Pour une première impression, je n’ai pas été franchement dépaysé. J’ai retrouvé Alain Rebetez comme je l’avais laissé à la rédaction de L’Hebdo, avec son large sourire, son enthousiasme, sa chaleur rigolarde, m’expliquant dix choses à la fois tout en rédigeant un dernier texte pour le Bondy Blog, puis filant à grandes enjambées vers la station du RER, du même pas pressé qui le pousse d’ordinaire vers la gare de Lausanne: Alain est un type qui passe sa vie à courir après des trains.

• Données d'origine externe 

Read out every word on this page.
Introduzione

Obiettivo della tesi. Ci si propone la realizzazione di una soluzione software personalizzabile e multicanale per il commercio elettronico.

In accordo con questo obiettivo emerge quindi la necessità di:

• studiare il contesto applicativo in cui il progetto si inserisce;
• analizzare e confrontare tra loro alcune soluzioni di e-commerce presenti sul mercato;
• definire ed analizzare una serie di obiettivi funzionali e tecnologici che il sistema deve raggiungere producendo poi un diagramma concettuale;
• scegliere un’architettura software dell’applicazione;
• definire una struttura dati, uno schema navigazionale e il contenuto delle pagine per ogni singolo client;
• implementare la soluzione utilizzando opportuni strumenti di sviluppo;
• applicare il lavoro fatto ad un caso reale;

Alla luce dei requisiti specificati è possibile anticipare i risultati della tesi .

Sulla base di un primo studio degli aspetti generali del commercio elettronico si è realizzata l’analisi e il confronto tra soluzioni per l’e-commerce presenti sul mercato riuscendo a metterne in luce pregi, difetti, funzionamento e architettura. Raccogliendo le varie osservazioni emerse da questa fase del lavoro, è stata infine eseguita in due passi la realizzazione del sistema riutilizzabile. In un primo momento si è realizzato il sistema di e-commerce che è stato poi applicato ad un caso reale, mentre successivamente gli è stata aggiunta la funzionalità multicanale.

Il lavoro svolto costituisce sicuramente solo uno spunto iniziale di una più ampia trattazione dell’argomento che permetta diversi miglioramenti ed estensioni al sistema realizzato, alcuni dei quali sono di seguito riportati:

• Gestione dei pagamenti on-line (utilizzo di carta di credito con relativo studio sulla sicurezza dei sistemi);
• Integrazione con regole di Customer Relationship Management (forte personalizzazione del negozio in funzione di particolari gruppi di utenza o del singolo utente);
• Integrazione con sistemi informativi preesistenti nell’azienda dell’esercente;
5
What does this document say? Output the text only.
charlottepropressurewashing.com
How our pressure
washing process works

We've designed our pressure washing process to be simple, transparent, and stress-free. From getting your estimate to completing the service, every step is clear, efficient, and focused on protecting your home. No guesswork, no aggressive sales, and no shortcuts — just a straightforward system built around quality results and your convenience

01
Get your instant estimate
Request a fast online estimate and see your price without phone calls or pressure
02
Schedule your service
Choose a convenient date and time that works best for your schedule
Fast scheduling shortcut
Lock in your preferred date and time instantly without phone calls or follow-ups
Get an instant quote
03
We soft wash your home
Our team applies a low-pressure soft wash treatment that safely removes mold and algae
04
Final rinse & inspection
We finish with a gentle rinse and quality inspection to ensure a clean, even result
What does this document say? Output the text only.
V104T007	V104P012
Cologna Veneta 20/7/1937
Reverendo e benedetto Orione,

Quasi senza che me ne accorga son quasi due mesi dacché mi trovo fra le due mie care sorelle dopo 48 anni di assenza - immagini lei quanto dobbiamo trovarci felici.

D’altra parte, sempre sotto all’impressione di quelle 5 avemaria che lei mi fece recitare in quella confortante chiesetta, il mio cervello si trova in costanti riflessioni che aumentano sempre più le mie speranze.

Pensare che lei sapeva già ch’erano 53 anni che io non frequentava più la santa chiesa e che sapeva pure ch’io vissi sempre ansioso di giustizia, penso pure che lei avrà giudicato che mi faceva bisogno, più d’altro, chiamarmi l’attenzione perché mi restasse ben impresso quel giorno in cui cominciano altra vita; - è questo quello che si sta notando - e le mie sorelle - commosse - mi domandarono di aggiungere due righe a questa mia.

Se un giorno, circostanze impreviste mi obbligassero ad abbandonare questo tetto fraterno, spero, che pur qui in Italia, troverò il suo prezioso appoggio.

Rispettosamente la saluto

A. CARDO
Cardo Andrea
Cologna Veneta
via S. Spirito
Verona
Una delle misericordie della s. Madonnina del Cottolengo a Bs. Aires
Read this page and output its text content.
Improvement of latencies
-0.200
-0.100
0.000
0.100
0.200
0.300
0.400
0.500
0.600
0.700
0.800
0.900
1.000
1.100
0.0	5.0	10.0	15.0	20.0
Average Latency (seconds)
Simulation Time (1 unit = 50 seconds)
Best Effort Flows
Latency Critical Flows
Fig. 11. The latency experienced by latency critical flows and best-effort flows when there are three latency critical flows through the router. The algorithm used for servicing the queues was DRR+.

Me voici donc à Bondy pour lui succéder, et j’imagine que mon collègue Serge Michel (l’initiateur du projet, celui qui a déployé une formidable énergie pour rendre ce Bondy Blog possible) doit être somme toute satisfait.

Au fond, je sens bien que Serge me soupçonne de trop faire confiance à la littérature, mon péché mignon, au lieu d’aller me frotter aux rugosités du terrain. C’était gentiment sous-entendu quand il m’a proposé d’aller faire un tour à Bondy: va donc voir si la réalité des banlieues ressemble vraiment à ce qu’on en raconte dans tes livres…

Pour tout dire, j’ai un peu triché puisque j’ai quand même emporté deux livres avec moi. Le premier est un polar de Raymond Chandler, The long good-bye, qui montre l’inoubliable Humphrey Bogart en couverture. Et le second est un très gros roman, aussi rempli de personnages qu’un annuaire téléphonique, dont j’ai souvent différé la lecture: Illusions perdues de Balzac. J’ai profité du trajet en TGV pour l’ouvrir et j’en ai retenu une phrase sur les journalistes, accusés de tenir « une boutique où l’on vend au public des paroles de la couleur dont il les veut ».

Bien vu Honoré! Le traitement médiatique des banlieues a souvent servi, en effet, à flatter des opinions toutes faites. Mais c’est précisément pour résister à cette tendance que nous avons lancé ce blog. Voilà, c’est dit. Pour moi, les choses sérieuses peuvent maintenant commencer.